The city of Jaipur is one of India’s architectural wonders. It houses some of the country’s most ornate royal palaces – elaborate structures designed hundreds of years ago that still captivate visitors today.
Largely built in the 1700s under the order of Rajput ruler Sawai Raja Jai Singh II, Jaipur is surrounded by a city wall and several defensive forts. Conceived as a commercial center in the state of Rajasthan, it was considered ahead of its time due to the use of grid iron city planning.
A romantic dusty pink hue – which has defined the city since 1876, after it was painted pink to welcome Queen Victoria’s husband, Prince Albert – gives Jaipur its status as the “Pink City,” as it is commonly known.
This architectural beauty is what first brought Hong Kong-based photographers Victor Cheng and Samantha Wong to Rajasthan’s capital.
Trading in glass skyscrapers for century-old royal palaces and historic forts, the pair – who have 130,000 Instagram followers between them – said that the images they captured in Jaipur received an unprecedented response online.
“The response [to our photographs of Jaipur] has been amazing, almost ridiculous,” Cheng said. “A lot of our followers hadn’t seen this side of India, so we’re happy we were able to show this side of the country.”
The ‘Pink City’
For the photographers, one of the city’s most intriguing traits is the pastel pink coloring of its buildings.
“The first gates you see when you enter are pink,” said Wong. “Once you’re through, everything around you varies in different shades of the color – from bright pinks to reddish browns.”
One pink palace proved especially popular on social media, receiving hundreds of comments within days of being shared: the historic Hawa Mahal.
The building is an extension of the City Palace, and its windows allowed royal women to observe street life without appearing in public. One of Cheng’s most striking photos shows a straight facade of the building and its hundreds of windows.
“It wasn’t easy to capture. There was a coffee shop across the street with a rooftop, and we had to wait for over an hour for the crowds to disappear in order to get that perfect shot,” said Cheng.
The building’s vibrant coloring also pushed Cheng to take a different approach to editing than with images of other cities.
“I toned down my usual editing process because the pink was so bright and saturated in reality,” he said. “I wanted the photos to reflect the actual color I was seeing myself and to maintain its tone.”

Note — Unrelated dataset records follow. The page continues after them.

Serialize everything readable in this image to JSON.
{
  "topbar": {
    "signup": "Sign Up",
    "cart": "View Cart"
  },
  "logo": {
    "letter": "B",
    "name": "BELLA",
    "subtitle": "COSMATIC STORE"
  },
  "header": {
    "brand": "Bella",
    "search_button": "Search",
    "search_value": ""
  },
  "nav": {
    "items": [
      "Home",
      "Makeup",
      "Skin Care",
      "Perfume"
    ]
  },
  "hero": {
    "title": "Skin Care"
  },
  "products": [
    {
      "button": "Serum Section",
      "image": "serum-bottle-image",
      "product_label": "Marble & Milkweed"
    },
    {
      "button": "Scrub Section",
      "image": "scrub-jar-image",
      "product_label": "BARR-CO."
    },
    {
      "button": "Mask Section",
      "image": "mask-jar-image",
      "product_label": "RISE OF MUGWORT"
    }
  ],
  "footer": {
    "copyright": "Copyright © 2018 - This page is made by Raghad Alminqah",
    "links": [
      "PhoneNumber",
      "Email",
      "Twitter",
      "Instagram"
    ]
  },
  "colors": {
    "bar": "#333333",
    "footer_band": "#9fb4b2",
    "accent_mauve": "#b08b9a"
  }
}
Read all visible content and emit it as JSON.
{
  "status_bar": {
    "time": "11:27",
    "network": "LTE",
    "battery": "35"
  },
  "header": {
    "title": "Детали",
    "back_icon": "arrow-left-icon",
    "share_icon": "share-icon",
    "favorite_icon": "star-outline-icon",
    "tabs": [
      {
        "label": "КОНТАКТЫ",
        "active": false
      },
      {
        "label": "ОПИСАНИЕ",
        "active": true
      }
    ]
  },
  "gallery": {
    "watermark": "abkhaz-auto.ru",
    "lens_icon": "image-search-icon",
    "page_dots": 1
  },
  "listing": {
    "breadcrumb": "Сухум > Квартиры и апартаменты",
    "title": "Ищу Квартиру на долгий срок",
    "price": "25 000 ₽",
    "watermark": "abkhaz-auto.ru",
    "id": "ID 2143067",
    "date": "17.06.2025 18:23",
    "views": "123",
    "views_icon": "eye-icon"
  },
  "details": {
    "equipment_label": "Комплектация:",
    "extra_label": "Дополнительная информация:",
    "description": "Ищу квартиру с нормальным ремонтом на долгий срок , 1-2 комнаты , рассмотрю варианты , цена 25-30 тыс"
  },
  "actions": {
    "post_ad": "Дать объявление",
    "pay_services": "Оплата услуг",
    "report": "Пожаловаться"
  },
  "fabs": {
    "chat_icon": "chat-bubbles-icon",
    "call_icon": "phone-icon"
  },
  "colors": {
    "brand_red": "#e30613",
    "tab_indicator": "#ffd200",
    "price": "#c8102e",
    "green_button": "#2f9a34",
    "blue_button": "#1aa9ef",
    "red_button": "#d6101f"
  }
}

The city’s formative buildings were created in a Rajasthani architectural style, which blends the complex construction of Hindu Rajput building techniques with the striking symmetry of Mughal design.
“A lot of the buildings were designed to be very symmetrical, which from a photographer’s perspective works out very nicely,” said Cheng.
Surrounded by elaborate symmetrical structures, Cheng said little effort was required to produce or stage his images.
“It didn’t require much work … because if I just stood in the middle, my camera could capture things perfectly. The buildings and color made it easy for us to capture perfect shot.”